Ce Ronsard est en plein dans la polémique. Et ce Ronsard n’a plus affaire aux ignorants : les petits poètes ignorants sont vaincus. C’est aux savants qu’il a toujours affaire, savant lui-même, aux savants qui se réfugient dans la défunte et regrettable Antiquité, tandis que lui, Français, allait à l’Antiquité comme à l’école ou chapardait à l’Antiquité de quoi nourrir le vocabulaire et la poésie de chez nous.

Le voici, dès sa jeunesse, à l’école et qui prépare ses glorieux larcins.

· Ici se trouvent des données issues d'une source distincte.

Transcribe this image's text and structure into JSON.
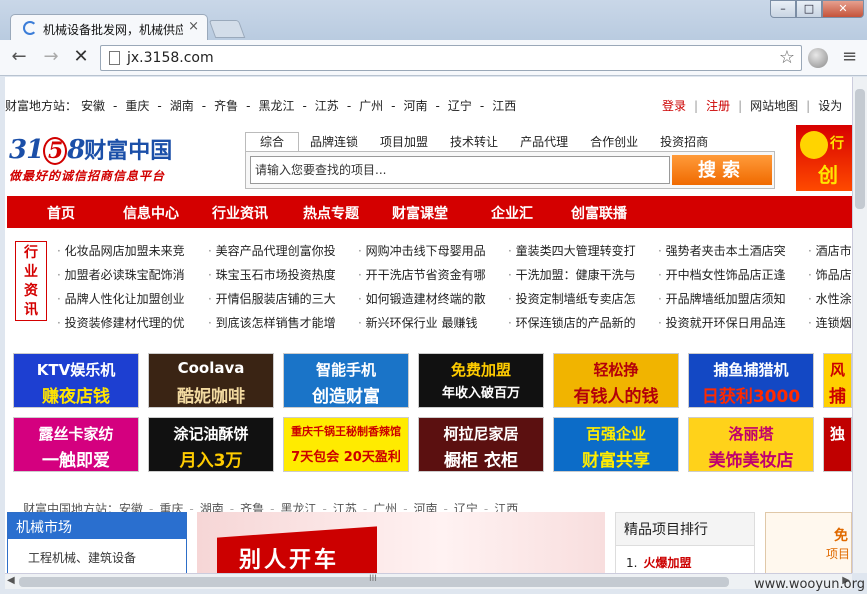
{
  "browser": {
    "tab_title": "机械设备批发网，机械供应",
    "tab_close": "×",
    "window_min": "–",
    "window_max": "□",
    "window_close": "✕",
    "back": "←",
    "forward": "→",
    "stop": "✕",
    "url": "jx.3158.com",
    "star": "☆",
    "menu": "≡"
  },
  "topbar": {
    "label": "财富地方站：",
    "cities": [
      "安徽",
      "重庆",
      "湖南",
      "齐鲁",
      "黑龙江",
      "江苏",
      "广州",
      "河南",
      "辽宁",
      "江西"
    ],
    "login": "登录",
    "register": "注册",
    "sitemap": "网站地图",
    "settings": "设为"
  },
  "logo": {
    "digits_a": "31",
    "digits_b": "5",
    "digits_c": "8",
    "name": "财富中国",
    "slogan": "做最好的诚信招商信息平台"
  },
  "search": {
    "tabs": [
      "综合",
      "品牌连锁",
      "项目加盟",
      "技术转让",
      "产品代理",
      "合作创业",
      "投资招商"
    ],
    "placeholder": "请输入您要查找的项目...",
    "button": "搜索"
  },
  "corner_ad": {
    "a": "行",
    "b": "创"
  },
  "nav": [
    "首页",
    "信息中心",
    "行业资讯",
    "热点专题",
    "财富课堂",
    "企业汇",
    "创富联播"
  ],
  "news": {
    "badge": [
      "行",
      "业",
      "资",
      "讯"
    ],
    "columns": [
      [
        "化妆品网店加盟未来竞",
        "加盟者必读珠宝配饰消",
        "品牌人性化让加盟创业",
        "投资装修建材代理的优"
      ],
      [
        "美容产品代理创富你投",
        "珠宝玉石市场投资热度",
        "开情侣服装店铺的三大",
        "到底该怎样销售才能增"
      ],
      [
        "网购冲击线下母婴用品",
        "开干洗店节省资金有哪",
        "如何锻造建材终端的散",
        "新兴环保行业 最赚钱"
      ],
      [
        "童装类四大管理转变打",
        "干洗加盟：健康干洗与",
        "投资定制墙纸专卖店怎",
        "环保连锁店的产品新的"
      ],
      [
        "强势者夹击本土酒店突",
        "开中档女性饰品店正逢",
        "开品牌墙纸加盟店须知",
        "投资就开环保日用品连"
      ],
      [
        "酒店市",
        "饰品店",
        "水性涂",
        "连锁烟"
      ]
    ]
  },
  "ads_row1": [
    {
      "l1": "KTV娱乐机",
      "l2": "赚夜店钱"
    },
    {
      "l1": "Coolava",
      "l2": "酷妮咖啡"
    },
    {
      "l1": "智能手机",
      "l2": "创造财富"
    },
    {
      "l1": "免费加盟",
      "l2": "年收入破百万"
    },
    {
      "l1": "轻松挣",
      "l2": "有钱人的钱"
    },
    {
      "l1": "捕鱼捕猎机",
      "l2": "日获利3000"
    },
    {
      "l1": "风",
      "l2": "捕"
    }
  ],
  "ads_row2": [
    {
      "l1": "露丝卡家纺",
      "l2": "一触即爱"
    },
    {
      "l1": "涂记油酥饼",
      "l2": "月入3万"
    },
    {
      "l1": "重庆千锅王秘制香辣馆",
      "l2": "7天包会 20天盈利"
    },
    {
      "l1": "柯拉尼家居",
      "l2": "橱柜 衣柜"
    },
    {
      "l1": "百强企业",
      "l2": "财富共享"
    },
    {
      "l1": "洛丽塔",
      "l2": "美饰美妆店"
    },
    {
      "l1": "独",
      "l2": ""
    }
  ],
  "cities2": {
    "label": "财富中国地方站：",
    "cities": [
      "安徽",
      "重庆",
      "湖南",
      "齐鲁",
      "黑龙江",
      "江苏",
      "广州",
      "河南",
      "辽宁",
      "江西"
    ]
  },
  "sidebox": {
    "title": "机械市场",
    "item": "工程机械、建筑设备"
  },
  "banner": {
    "text": "别人开车"
  },
  "rank": {
    "title": "精品项目排行",
    "item_no": "1.",
    "item": "火爆加盟"
  },
  "right_ad": {
    "a": "免",
    "b": "项目"
  },
  "watermark": "www.wooyun.org",
  "scroll_grip": "III"
}
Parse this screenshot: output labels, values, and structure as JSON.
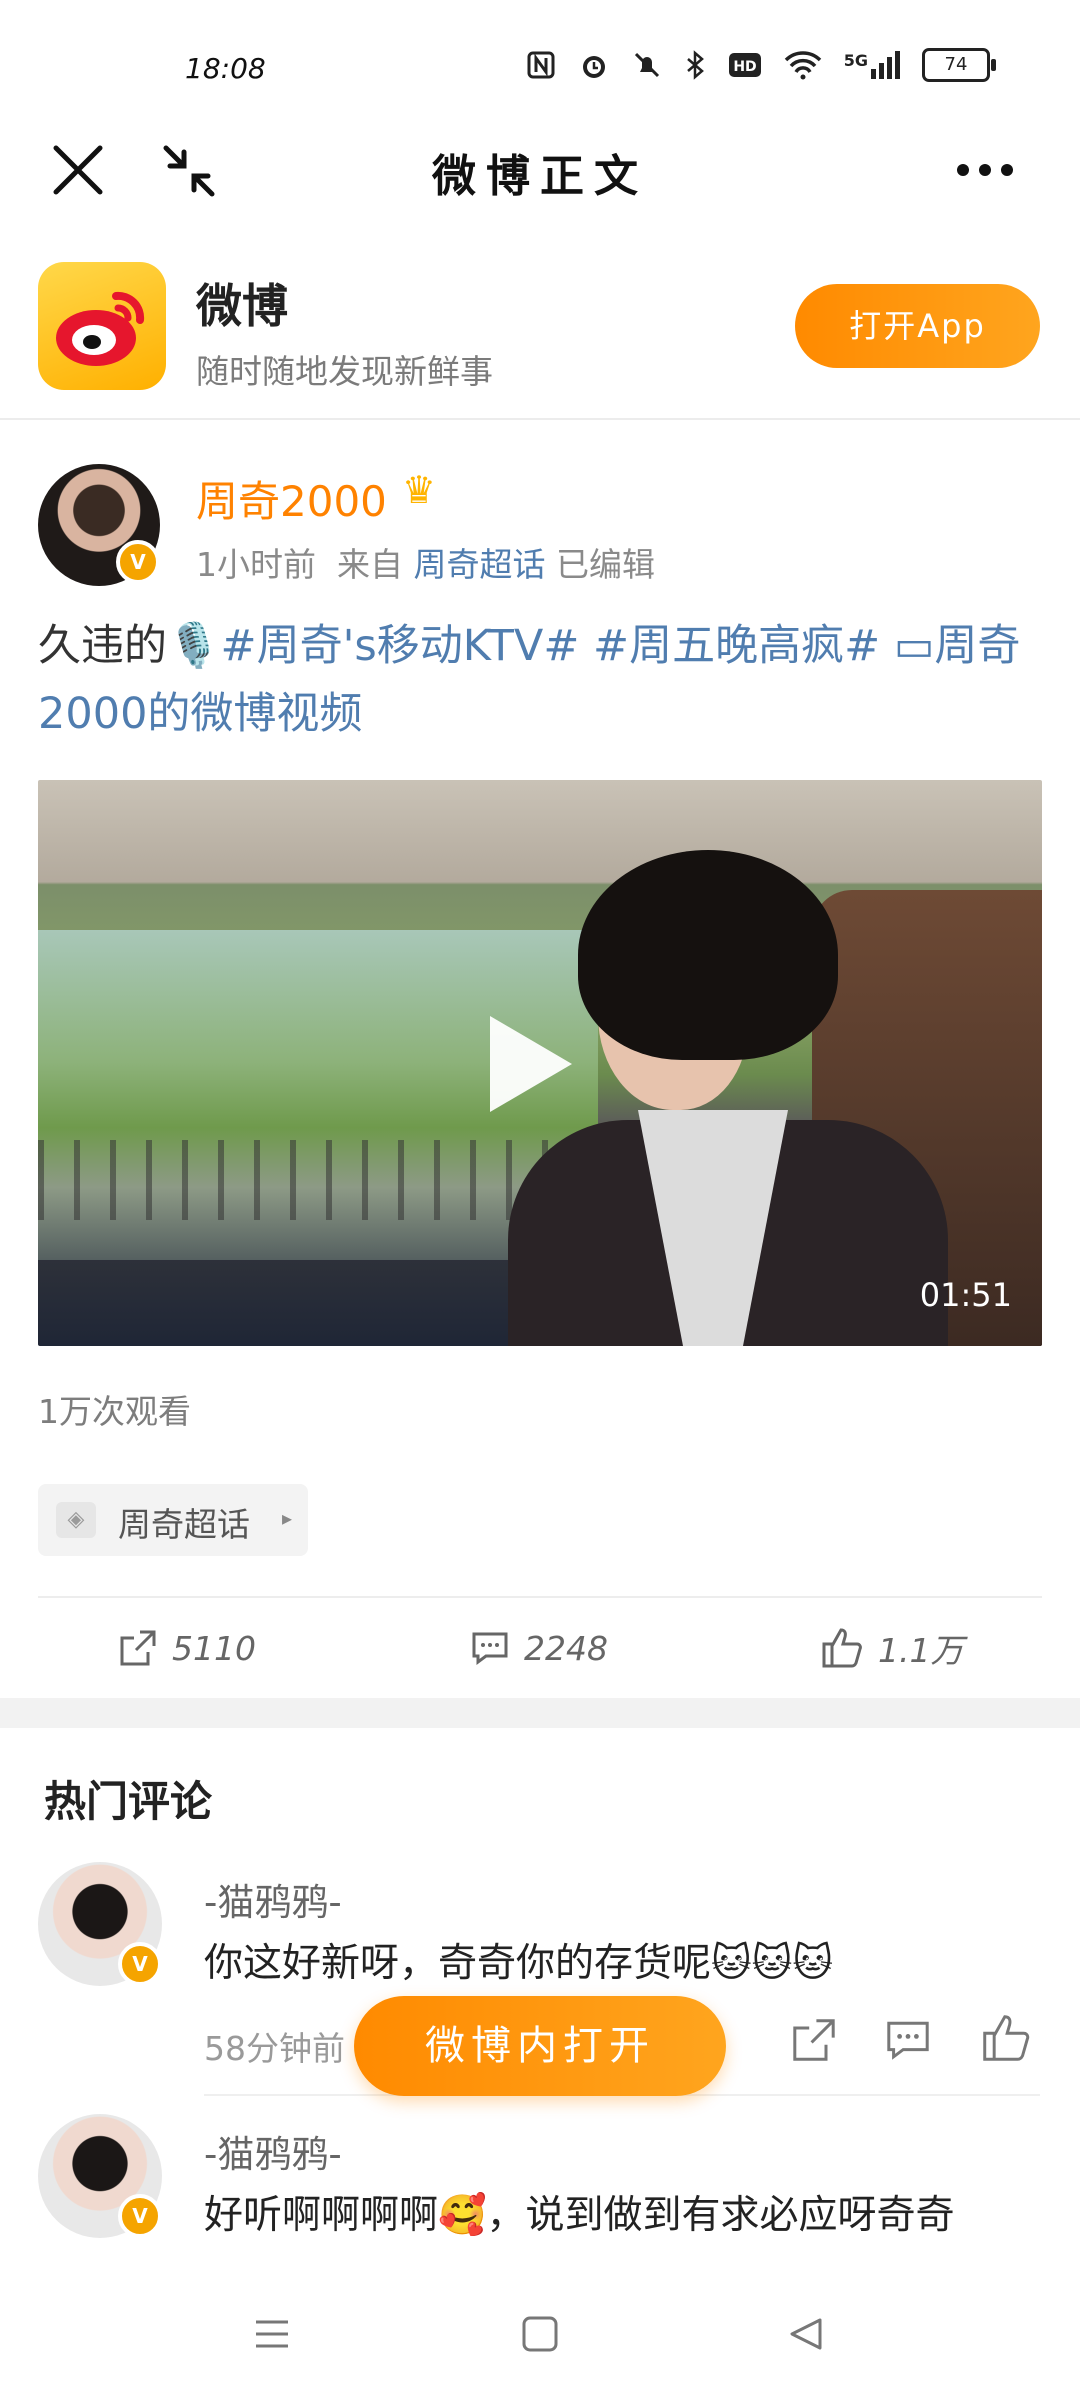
{
  "status_bar": {
    "time": "18:08",
    "network": "5G",
    "battery": "74"
  },
  "nav": {
    "title": "微博正文"
  },
  "app_banner": {
    "name": "微博",
    "tagline": "随时随地发现新鲜事",
    "open_label": "打开App"
  },
  "post": {
    "author": "周奇2000",
    "time": "1小时前",
    "source_prefix": "来自",
    "source": "周奇超话",
    "edited": "已编辑",
    "text_prefix": "久违的",
    "mic_emoji": "🎙️",
    "tag1": "#周奇's移动KTV#",
    "tag2": "#周五晚高疯#",
    "video_link_icon": "▭",
    "video_link": "周奇2000的微博视频",
    "video_duration": "01:51",
    "view_count": "1万次观看",
    "topic": "周奇超话",
    "reposts": "5110",
    "comments": "2248",
    "likes": "1.1万"
  },
  "comments_section": {
    "title": "热门评论",
    "items": [
      {
        "name": "-猫鸦鸦-",
        "text": "你这好新呀，奇奇你的存货呢🐱🐱🐱",
        "time": "58分钟前"
      },
      {
        "name": "-猫鸦鸦-",
        "text": "好听啊啊啊啊🥰，说到做到有求必应呀奇奇"
      }
    ]
  },
  "floating_button": {
    "label": "微博内打开"
  },
  "colors": {
    "accent": "#ff8200",
    "link": "#507daf",
    "button": "#ff9a10"
  }
}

Bon humaniste, Louis de Ronsard son père inscrivait sur les murs de la Possonnière les devises latines que la première curiosité de l’enfant dut épeler. Son précepteur le mit en état de lire bientôt Virgile. Un peu plus tard, il eut pour ami un jeune Piémontais, Claudio Duchi, seigneur de Cressier. « Ce gentilhomme avait fort bien étudié, dit Binet, les poètes latins et même, lorsqu’il était page, avait aussi souvent un Virgile qu’une baguette, interprétant aucunes fois à Ronsard quelques beaux traits de ce poète. » Claudio était un peu plus âgé que Pierre de Ronsard ; tous deux avaient été de l’écurie du duc Charles d’Orléans, « école de tous honnêtes et vertueux exercices. » Pierre de Ronsard connut à seize ans Lazare de Baïf, humaniste parfait. Lazare de Baïf l’emmena dans son ambassade auprès des princes allemands ; l’adolescent put rencontrer les humanistes fameux d’Alsace et d’Allemagne, Jean Sturm, Bucer, Sleidan et l’éditeur de Lycophron, Nicolas Gerbel, de Strasbourg. Enfin la chance de Ronsard et, comme dit notre auteur, « la fortune des lettres françaises » voulurent qu’il eût pour guide et pour maître, à la recherche de l’Antiquité, Jean Dorat qui avait l’érudition vive et enflammée.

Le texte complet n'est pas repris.